The US Air Force has requested Congress for funding in the fiscal 2024 budget to proceed with the CCA program, as well as the Next Generation Air Dominance program, and aims to have 1,000 collaborative combat aircraft (CCAs) in service. The CCAs will complement and improve the performance of crewed fighter aircraft while significantly reducing the risk to pilots. Air Force Secretary Frank Kendall and Air Force Chief of Staff Gen. CQ Brown have asked planners to assume that the service may acquire 1,000 CCAs. The Air Force wants the CCAs to cost a fraction of the F-35, which costs roughly $78 million per airframe.
These drones could carry out various missions, including striking targets, intelligence, surveillance and reconnaissance, and electronic warfare, and could be less expensive than traditional crewed aircraft, and in some cases cheap enough that the service could afford to lose them in combat.
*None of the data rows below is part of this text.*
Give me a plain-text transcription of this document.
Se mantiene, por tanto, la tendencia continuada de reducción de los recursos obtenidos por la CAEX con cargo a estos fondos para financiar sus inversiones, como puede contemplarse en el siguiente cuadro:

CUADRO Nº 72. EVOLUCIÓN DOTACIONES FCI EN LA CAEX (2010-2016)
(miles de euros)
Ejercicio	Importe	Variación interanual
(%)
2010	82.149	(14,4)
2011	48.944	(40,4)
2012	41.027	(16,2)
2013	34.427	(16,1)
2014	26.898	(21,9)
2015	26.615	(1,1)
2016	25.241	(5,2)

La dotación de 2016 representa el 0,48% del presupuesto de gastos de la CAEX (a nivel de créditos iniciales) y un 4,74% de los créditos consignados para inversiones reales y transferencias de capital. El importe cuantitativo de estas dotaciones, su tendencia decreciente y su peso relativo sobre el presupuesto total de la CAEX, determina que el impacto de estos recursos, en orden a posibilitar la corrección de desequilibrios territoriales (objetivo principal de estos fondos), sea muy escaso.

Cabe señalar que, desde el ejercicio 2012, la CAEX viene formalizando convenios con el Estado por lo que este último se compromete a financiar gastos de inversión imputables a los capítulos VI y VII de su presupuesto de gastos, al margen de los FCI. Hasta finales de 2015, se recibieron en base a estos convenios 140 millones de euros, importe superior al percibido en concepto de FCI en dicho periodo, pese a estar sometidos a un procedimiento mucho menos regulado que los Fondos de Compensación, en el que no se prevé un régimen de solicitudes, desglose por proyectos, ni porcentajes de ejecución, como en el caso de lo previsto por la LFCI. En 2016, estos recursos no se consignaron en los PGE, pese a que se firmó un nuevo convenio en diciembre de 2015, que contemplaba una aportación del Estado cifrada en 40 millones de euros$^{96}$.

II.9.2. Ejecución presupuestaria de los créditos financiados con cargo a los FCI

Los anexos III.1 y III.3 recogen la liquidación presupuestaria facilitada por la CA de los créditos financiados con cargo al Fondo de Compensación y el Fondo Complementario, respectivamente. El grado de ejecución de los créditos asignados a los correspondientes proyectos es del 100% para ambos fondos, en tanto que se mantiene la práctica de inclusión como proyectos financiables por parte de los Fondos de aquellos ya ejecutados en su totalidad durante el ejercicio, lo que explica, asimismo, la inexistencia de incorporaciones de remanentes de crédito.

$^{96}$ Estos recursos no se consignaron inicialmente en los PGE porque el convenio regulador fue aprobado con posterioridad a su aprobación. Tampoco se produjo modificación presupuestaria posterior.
Kendall stressed in his speech that adopting drone wingmen will not mean the Air Force has fewer crewed fighters in its inventory, and can be thought of as remotely controlled versions of the targeting or electronic warfare pods or weapons that crewed aircraft now carry.
Developing the platform, autonomous software and figuring out how to organise, train, equip and supply the program are the three lines of effort that are currently under way, said Brown. The Air Force is conducting experiments on autonomy with the X-62A Variable In-flight Simulator Aircraft, a heavily modified F-16 fighter, to design and mature the drone’s autonomous core. Brown also noted that the technology for the CCAs is already available, and the focus is now on how to incorporate it into military applications.